The company, which is valued at $38 billion, recently sold a 35% stake to the cigarette company Altria—maker of Marlboros. Juul sales have increased year by year, exploding in 2018. A 2018 study by the group Truth Initiative found that teens aged 15 to 17 were 16 times more likely to use Juul products than their 25 to 34 year-old counterparts.
“The staggering numbers being reported on youth vaping and the usage findings in our JUUL study tell the true and troubling story of e-cigarettes’ pervasiveness among young people,” said Truth Initiative CEO and president Robin Koval of the study. “When you consider that more than 50 percent of current JUUL users aged 15-17 use the device three or more times a month and 25.3 percent used it 10 or more times, this is not experimentation—it’s a pathway to addiction.”
As the expansion of its market share has increased, so has the criticism. It’s not a surprise, then, that Juul has upped its spending on lobbying significantly in the past year. A report from NPR in January showed that the company “spent $750,000 on lobbying during the last three months of 2018,” just $20,000 below the total it spent in the second and third quarters of the year.

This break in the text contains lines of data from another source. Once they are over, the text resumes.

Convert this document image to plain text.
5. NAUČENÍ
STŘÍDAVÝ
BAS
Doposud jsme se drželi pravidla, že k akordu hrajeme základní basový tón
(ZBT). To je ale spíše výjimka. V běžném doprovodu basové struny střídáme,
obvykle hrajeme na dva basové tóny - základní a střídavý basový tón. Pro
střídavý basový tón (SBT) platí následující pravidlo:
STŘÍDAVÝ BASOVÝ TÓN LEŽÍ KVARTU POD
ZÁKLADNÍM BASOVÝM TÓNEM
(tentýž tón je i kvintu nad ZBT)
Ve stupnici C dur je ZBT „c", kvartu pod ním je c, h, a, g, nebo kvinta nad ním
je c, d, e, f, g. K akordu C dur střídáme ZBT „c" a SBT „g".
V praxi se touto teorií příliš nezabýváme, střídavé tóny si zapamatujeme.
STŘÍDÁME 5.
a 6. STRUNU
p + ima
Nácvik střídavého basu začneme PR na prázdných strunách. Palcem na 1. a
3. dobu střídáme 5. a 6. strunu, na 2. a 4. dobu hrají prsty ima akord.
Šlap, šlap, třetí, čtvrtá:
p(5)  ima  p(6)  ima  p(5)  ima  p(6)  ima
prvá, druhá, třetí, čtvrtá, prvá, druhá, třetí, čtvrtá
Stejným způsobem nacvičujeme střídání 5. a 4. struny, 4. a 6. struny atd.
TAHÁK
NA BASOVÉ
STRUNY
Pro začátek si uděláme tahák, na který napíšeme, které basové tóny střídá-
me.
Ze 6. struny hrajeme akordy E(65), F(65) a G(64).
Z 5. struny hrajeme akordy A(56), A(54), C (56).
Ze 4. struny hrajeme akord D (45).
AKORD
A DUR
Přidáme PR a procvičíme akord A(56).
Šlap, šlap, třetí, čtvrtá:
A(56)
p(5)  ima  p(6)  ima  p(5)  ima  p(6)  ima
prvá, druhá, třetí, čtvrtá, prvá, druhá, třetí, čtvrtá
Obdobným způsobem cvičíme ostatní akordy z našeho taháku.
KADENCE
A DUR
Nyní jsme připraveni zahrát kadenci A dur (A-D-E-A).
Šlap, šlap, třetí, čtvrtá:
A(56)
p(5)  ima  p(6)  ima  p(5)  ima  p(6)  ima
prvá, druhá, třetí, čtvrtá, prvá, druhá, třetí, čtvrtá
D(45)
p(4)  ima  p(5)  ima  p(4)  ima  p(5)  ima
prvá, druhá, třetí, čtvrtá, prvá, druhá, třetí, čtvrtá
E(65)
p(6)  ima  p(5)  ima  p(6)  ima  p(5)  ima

The 2018 lobbying totals include payments to three large lobbying firms in Washington D.C.: Sims Strategies, which received $240,000 from Juul; S-3 Group, which was paid $100,000 by the company; and Empire Consulting Group for $60,000. The lobbyists for all three companies working on the vape company’s behalf were all “revolving door” lobbyists with extensive experience working in Congress before making the jump to the private sector.
The lobbying push from the electronic cigarette maker is unsurprising. Congressional lawmakers have been eyeing the vaping industry as a target for stricter regulation in recent years with the explosion of vaping in the younger generation. And states like Massachusetts, frustrated with the slow pace of change at the federal level, are increasingly taking matters into their own hands.
Healey has been very successful in causing headaches, bad press, and large fines for the companies she goes after. Thus, said Matthew Myers, the president of anti-tobacco organization the Campaign for Tobacco-Free Kids, Coakley’s hiring appears targeted against Healey’s prosecution and a stopgap measure to use influence over the Massachusetts criminal justice system to undercut Healey.
“Juul is building an army of lawyers and influencers to prevent meaningful regulation across the country,” Myers told The Boston Globe. “It’s not a coincidence that they hired a former attorney general from Massachusetts when the current attorney general has done so much to expose their targeting of young people.”
In a statement provided to Sludge by Healey’s spokeswoman Jillian Fennimore, the attorney general shrugged off Coakley’s new job and made clear that Healey was unconcerned with whatever lobbying muscle the company intended to bring to bear against her investigation.
“Juuling and vaping in schools has reached epidemic proportions, and our office will continue to investigate this company’s role in creating this health crisis,” said Fennimore. “This announcement has no impact on our efforts to keep young people healthy and safe in Massachusetts.”